JM:I wish you would bottle it and send it to me. Before we close the interview, if there anything either about Mt. Riga or the other things that I have asked you that you would like to add that I haven’t covered?
MV:Oh my goodness, you have been so thorough. I guess I would say that I see something changing in Mt. Riga which is sad but understandable. My children and the children of a few others on Mt. Riga are probably the last ones that will ever get to spend their entire summer on the mountain. We are still a summer community, but when I was growing up and when my children were growing up, we moved up as soon as the school was out, in fact when we lived in Sharon, we moved up before school was out. We spent all summer and we came down in October when it got too hard to do homework by kerosene lamp, or at least they said it did. I have a tremendous affection for the fact that living up on the mountain as some have done like the Millers who spend a year there and roger and Ann Williams back a while ago, one of Alice’s relatives. Living there year round was always something that Charlie and thought we would do, but I think we have now checked off that it is not something we can do. We have winter camped up there; we enjoyed it when we were younger. Our last time to do that was in 2000; we spend New Year’s Eve up there with a whole bunch of people. We had a wonderful night; we went out on the lake and it was a beautiful occasion. I think that those days are gone for us. Our children are very strongly connected to the mountain and to their friendships there.
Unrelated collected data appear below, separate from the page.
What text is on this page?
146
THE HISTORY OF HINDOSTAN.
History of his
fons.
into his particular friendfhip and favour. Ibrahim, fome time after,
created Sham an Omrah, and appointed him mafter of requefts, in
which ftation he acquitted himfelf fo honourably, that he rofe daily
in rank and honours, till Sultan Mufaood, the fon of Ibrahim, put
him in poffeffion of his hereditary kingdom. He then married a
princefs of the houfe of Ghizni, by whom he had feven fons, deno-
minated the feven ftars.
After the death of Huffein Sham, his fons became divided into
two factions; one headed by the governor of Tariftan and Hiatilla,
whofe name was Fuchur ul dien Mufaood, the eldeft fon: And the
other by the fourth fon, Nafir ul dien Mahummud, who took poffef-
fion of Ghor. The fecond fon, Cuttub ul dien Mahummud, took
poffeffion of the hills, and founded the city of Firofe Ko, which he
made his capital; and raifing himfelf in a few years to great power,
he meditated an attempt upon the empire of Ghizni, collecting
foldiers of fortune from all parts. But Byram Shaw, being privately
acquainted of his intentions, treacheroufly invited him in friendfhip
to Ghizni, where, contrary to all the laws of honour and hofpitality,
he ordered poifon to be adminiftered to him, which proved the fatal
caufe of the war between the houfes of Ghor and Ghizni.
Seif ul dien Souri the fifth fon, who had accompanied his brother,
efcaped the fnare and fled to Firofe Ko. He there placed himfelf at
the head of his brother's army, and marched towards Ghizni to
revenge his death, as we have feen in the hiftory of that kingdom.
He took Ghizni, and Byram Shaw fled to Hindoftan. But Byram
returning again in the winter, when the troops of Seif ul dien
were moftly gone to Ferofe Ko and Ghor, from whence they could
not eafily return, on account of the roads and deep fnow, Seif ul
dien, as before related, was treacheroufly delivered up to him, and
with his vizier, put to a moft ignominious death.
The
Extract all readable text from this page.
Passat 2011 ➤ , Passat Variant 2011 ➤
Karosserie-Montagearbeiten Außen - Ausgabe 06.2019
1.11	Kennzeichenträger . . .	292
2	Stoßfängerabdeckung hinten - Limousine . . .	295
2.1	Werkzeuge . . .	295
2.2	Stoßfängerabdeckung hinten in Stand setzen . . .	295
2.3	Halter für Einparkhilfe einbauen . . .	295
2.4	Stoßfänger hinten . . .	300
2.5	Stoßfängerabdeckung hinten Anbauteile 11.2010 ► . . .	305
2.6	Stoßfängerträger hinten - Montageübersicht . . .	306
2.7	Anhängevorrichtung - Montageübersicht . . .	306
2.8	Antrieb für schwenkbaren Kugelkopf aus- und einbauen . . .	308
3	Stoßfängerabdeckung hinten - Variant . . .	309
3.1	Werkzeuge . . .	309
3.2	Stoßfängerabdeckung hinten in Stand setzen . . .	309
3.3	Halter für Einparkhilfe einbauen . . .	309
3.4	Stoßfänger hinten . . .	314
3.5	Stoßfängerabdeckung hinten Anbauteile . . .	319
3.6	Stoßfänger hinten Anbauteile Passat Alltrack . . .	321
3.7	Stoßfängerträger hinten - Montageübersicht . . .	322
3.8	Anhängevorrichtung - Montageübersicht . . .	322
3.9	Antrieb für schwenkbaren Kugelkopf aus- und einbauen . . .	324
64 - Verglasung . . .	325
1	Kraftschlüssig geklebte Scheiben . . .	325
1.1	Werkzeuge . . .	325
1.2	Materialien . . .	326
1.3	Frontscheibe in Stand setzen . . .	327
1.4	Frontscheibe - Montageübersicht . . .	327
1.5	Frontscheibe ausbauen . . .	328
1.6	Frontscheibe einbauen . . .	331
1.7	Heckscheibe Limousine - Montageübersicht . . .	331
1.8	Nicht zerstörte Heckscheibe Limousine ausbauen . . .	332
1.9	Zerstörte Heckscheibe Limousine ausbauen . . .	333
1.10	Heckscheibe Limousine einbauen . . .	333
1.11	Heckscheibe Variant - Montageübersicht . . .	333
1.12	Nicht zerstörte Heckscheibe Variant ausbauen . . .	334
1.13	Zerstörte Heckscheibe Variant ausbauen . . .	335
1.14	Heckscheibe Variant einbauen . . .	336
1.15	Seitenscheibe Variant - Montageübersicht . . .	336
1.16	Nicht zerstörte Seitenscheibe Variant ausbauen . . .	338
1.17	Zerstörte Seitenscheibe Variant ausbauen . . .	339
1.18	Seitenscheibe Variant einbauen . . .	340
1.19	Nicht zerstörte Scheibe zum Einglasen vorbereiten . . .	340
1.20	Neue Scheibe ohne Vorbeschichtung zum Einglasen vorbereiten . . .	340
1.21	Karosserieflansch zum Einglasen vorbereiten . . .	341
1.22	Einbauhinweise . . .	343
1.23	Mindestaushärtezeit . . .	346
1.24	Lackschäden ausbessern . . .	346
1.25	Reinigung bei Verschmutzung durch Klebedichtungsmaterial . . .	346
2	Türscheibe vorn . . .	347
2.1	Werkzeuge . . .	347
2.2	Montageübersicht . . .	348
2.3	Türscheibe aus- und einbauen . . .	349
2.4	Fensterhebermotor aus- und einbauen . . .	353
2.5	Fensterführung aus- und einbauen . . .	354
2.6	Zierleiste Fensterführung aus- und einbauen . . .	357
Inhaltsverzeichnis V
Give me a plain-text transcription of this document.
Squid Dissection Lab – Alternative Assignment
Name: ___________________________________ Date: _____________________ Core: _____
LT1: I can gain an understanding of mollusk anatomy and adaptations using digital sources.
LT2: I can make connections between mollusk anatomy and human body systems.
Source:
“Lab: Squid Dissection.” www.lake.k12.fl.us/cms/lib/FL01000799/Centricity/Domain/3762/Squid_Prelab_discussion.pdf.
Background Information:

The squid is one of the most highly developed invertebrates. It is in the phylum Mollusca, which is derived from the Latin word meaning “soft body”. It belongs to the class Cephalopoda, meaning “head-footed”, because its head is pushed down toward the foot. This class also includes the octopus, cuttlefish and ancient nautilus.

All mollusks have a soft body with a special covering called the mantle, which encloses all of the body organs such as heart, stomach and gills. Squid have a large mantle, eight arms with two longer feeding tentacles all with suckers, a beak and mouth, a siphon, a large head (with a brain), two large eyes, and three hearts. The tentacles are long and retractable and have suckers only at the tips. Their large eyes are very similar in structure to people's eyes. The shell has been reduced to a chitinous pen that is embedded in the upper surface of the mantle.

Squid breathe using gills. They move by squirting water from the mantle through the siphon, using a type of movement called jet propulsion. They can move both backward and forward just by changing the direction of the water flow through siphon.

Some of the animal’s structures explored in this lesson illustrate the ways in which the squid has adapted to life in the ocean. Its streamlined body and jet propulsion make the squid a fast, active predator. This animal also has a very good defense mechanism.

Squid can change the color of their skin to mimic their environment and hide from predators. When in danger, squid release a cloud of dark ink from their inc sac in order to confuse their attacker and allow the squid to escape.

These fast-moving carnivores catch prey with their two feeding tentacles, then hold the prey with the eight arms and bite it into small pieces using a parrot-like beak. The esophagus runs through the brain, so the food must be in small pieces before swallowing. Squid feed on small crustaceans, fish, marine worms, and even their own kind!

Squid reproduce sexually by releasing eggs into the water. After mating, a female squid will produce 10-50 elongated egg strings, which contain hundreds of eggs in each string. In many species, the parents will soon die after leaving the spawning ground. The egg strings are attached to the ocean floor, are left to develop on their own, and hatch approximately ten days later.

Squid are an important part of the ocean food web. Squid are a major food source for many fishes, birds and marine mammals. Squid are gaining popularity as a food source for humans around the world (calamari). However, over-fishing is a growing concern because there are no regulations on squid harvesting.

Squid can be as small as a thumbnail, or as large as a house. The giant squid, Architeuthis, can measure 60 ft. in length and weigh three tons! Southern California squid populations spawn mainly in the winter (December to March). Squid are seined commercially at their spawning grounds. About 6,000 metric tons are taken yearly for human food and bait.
I hope that in future generations even with part-time coming to the mountain that they will build that sense of community and belonging. It goes a little bit farther that than into the ability to think through a problem and make do or to not have exactly what you need so you create another way to do something. There are still a lot of card games, board games and things that children can do if they come for 2 weeks or a week. They can participate in and enjoy, but that whole sense of that acres is your backyard and you are free to roam, you are free to swim, canoe, to berry pick, to hike without any parent really being concerned about you. You are just gone. That freedom and also the responsibility that comes with that freedom staying safe, staying mostly sensible, comes with an appreciation of the land. With the appreciation of the land comes a feeling of responsibility.
JM:We are going to leave it there because I don’t want you to be teary. Thank you so much.